Unhooked

I want to say a million things. I want to apologize for all the times I thought she’d lost her mind. I want to rail and scream at her for what she did to me. In the end, what I’ve lost is too great, and all I can do is cry huge body-wracking sobs that shake me to my core and leave me feeling emptied out as she holds me tight. Even after the last of my gasping sobs have eased, it still takes a few minutes before I feel like I can speak without losing it again. “All those years, all those moves. You could have told me. You should have told me.”

She brushes my hair back. “Your father thought we could protect you. And I thought you deserved a chance at normal—a chance not to let what you were determine everything.”

“So my father really did leave to protect us? He really knew about me—what I was?”

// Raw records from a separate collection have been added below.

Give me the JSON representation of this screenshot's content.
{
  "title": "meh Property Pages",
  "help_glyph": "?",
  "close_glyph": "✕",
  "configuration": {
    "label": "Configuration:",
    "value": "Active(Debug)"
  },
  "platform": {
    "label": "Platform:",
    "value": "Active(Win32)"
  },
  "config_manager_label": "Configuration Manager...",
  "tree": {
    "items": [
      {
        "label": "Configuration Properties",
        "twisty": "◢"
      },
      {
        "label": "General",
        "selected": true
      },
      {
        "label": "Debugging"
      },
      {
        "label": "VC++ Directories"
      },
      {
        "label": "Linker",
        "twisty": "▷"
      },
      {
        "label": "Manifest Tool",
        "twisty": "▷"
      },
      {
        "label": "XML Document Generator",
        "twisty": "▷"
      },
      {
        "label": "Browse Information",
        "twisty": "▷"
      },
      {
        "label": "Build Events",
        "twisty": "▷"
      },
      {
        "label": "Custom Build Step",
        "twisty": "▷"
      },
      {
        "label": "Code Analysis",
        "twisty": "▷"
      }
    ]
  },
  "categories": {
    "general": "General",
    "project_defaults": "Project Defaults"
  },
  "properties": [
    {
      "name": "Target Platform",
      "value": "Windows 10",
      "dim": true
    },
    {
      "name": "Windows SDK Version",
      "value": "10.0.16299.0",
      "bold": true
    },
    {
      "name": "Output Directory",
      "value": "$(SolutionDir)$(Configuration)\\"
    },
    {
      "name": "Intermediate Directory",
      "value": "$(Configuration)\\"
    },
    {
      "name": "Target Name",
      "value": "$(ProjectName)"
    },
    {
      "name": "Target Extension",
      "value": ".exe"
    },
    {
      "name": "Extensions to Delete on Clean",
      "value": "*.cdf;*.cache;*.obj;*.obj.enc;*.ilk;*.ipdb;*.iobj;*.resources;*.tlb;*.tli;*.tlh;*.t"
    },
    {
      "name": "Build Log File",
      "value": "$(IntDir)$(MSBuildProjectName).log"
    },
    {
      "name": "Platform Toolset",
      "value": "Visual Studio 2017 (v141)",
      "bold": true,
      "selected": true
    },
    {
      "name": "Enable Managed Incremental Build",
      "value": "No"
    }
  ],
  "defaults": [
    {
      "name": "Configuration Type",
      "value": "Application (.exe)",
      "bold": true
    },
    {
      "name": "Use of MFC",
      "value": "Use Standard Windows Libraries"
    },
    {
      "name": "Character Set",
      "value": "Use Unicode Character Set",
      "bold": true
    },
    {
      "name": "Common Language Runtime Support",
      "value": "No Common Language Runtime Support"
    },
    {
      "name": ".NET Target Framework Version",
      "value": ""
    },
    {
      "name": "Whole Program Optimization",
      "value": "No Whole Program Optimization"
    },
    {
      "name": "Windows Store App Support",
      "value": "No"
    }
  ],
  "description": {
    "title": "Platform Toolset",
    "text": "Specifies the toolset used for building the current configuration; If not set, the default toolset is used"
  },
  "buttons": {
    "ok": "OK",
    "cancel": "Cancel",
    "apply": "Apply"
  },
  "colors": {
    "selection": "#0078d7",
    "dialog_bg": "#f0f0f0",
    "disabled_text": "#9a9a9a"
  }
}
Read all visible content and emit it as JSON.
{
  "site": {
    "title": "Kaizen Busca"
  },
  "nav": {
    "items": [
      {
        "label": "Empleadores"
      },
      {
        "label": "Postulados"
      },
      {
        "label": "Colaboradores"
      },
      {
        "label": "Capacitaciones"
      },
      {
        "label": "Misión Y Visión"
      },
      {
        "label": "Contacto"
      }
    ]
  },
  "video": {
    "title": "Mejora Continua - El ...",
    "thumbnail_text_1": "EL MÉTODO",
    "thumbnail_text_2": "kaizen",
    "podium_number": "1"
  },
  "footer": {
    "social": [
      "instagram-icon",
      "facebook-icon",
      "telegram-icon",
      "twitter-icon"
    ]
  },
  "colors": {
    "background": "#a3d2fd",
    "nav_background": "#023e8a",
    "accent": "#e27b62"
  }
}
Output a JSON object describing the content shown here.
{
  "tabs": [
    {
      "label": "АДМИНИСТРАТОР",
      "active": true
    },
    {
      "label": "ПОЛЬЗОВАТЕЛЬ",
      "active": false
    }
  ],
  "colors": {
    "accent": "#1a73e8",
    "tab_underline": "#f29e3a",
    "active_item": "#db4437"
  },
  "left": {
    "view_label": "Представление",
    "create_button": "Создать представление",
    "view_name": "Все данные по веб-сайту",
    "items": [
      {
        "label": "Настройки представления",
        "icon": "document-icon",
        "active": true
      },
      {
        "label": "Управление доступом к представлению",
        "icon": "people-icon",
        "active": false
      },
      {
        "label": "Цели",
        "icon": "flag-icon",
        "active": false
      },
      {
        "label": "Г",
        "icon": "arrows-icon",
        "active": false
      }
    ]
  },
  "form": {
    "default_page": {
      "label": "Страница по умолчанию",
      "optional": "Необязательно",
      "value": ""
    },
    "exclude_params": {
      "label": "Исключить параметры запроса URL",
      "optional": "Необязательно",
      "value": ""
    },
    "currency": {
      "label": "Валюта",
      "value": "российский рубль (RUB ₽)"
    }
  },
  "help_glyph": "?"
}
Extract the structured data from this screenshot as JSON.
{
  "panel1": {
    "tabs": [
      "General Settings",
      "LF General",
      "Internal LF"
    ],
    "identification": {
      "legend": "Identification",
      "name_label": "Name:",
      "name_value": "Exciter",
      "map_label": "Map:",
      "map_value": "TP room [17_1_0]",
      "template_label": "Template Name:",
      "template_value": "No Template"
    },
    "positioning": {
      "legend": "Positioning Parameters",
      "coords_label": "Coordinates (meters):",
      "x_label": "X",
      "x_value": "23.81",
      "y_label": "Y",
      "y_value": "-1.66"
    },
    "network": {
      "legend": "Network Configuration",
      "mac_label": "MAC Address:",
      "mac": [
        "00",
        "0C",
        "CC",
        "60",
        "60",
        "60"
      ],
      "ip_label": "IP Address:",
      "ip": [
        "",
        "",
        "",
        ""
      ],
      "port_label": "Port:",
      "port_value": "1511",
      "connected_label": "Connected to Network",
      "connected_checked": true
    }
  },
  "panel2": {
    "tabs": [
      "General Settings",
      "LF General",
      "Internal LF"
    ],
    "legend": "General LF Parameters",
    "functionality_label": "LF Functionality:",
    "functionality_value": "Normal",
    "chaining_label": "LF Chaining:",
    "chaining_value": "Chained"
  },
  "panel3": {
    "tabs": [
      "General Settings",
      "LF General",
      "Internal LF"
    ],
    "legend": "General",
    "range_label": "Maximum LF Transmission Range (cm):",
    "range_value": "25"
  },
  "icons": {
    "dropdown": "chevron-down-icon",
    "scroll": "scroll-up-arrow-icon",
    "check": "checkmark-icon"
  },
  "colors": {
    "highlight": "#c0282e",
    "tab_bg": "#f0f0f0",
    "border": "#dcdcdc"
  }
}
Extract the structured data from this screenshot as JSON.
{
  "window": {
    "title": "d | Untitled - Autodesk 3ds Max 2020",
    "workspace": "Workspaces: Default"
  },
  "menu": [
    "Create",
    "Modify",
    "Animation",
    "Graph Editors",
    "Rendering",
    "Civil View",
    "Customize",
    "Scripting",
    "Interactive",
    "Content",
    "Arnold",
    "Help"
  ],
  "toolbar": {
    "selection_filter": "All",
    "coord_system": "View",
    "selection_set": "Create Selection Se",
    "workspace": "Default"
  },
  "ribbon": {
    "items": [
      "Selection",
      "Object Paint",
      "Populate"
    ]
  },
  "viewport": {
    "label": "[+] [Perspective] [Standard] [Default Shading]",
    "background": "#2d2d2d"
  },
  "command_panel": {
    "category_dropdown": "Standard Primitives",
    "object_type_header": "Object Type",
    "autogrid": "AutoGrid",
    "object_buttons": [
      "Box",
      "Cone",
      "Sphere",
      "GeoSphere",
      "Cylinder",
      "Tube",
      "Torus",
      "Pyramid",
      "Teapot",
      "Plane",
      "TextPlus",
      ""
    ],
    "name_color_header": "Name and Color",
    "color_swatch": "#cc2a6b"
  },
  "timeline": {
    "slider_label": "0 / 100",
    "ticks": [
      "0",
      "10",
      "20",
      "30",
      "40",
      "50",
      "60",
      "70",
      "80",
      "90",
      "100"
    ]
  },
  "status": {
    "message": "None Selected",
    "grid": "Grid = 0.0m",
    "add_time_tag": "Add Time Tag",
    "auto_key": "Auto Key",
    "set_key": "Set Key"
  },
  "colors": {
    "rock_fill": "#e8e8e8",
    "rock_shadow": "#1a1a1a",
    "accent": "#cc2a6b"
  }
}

“He arranged everything before he left us. He thought he could draw off the danger somehow if he wasn’t around, but”—my mom’s lips press together—“none of those loyal to him have heard from him in years.”

All at once the immensity of my mother’s loss—of both our losses—overwhelms me, and I start sobbing all over again.

It’s much later when I finally find the words to tell her everything that happened—how we were taken, how I found a way back, what I left behind. And when my story is spun out, when there’s nothing else for us to say, I take a deep breath and ask the question I’ve been wondering—and afraid to ask—since I awoke. “Did Rowan make it?”

Her expression is guarded. “He’s had a couple of transfusions already, but they think he’ll be okay . . . eventually.”

I sit myself up in the narrow hospital bad. “I need to see him.”

“You need to rest,” my mom says, sounding more like a mother than she ever has before.

“I’ve got an entire lifetime to rest.” Somehow the thought is not comforting. “I need to see him.” I need to make sure he is real, whole. That I haven’t lost him, too. “Please.”

She gives me the look she usually reserves for blank canvases, but in the end she relents and gets the nurse to wheel me down to the ward where Rowan is being monitored.

“Do they know who he is?” I ask once the nurse leaves us alone.

“Papers have been arranged.” My mom bites her lip, a sure sign she’s uncomfortable. “Not many knew what your father was,” she said. “But there were those who wanted to see his world united once again. Those who have helped to protect us over the years.”

“The landlord?” I ask.

She gives a small nod. “Not all my commissions knew who we were. But things had gotten more dangerous.”

I let out a shaking breath, understanding why. It must have been after Fiona learned how the Queen was being kept. I would have been hunted by Light and Dark alike, then.

Rowan’s room is silent except for the rhythmic beep of the monitors and the soft shushing whir of his oxygen. He seems shrunken in the narrow bed. Without his ship around him, he looks incredibly ordinary and incredibly young. “When will he wake up?”

“He’s been through a lot,” my mom tells me. “You can’t expect too much too soon.”

For once I’m thankful to have the mother I do. I’m glad I didn’t have to worry about thinking up a lie to explain him or what he is to me now. That will come later, with everyone else. “Would you give me a minute with him?”

I can tell she wants to argue, but she doesn’t. Instead, she gives me a kiss on the forehead and tells me I have five minutes.

His breathing is shallow but steady, and I notice he looks better than when he was unconscious in the snow. He isn’t exactly well, but he no longer has the bluish tinge to his skin that had me pulling myself out of my own despair and screaming for help.

I reach out and take his hand in mine, stroking the back of it as I watch him sleep amid the blinking monitors and maze of tubes. After a few minutes I start to pull away, but his grip tightens and his eyes flutter open.

“Gwendolyn?”

I lean in closer so he can see me. “How are you feeling?”

“Where am I?”

I’m not sure what to say, but a second later, he notices the fluorescent lights and the strange machines, and I don’t have to explain. His gaze darts wildly about the room, trying to take everything in as he struggles to sit up.

“Shhh, you have to settle down before the nurse comes.” I place my hands on his shoulders and try to steady him in the bed.

His eyes are still wild with panic. “Why?” he asks in a shaky voice, and I know he isn’t asking about the nurse.

“You were dying, and you were the last person I could save.”

He stops struggling then and slumps back against the pillow, looking away from me. “Better to have let me die.”

“Don’t”—I cup his face with my hands and force him to face me—“don’t you dare say that. Not after all we’ve been through.”

“I told you, lass—”

“I couldn’t leave you,” I cut in. “I couldn’t leave you to die there. It wouldn’t have helped anyone.” Then I explain what happened—how the Queen was killed, how Pan died, how Neverland had started to fall apart.

He hesitates. “Olivia?”

“She saved me. Or maybe she just did it to avenge Pan, but we wouldn’t be here without her. I couldn’t save her, though.” I shake my head, unsuccessful in my attempt to will away the image of my friend cracked like porcelain doll, her eyes glassy and far away.

He pulls my hand away from his face and places a kiss on the center of my palm before he intertwines my fingers. “I’m not part of this world anymore, Gwendolyn.”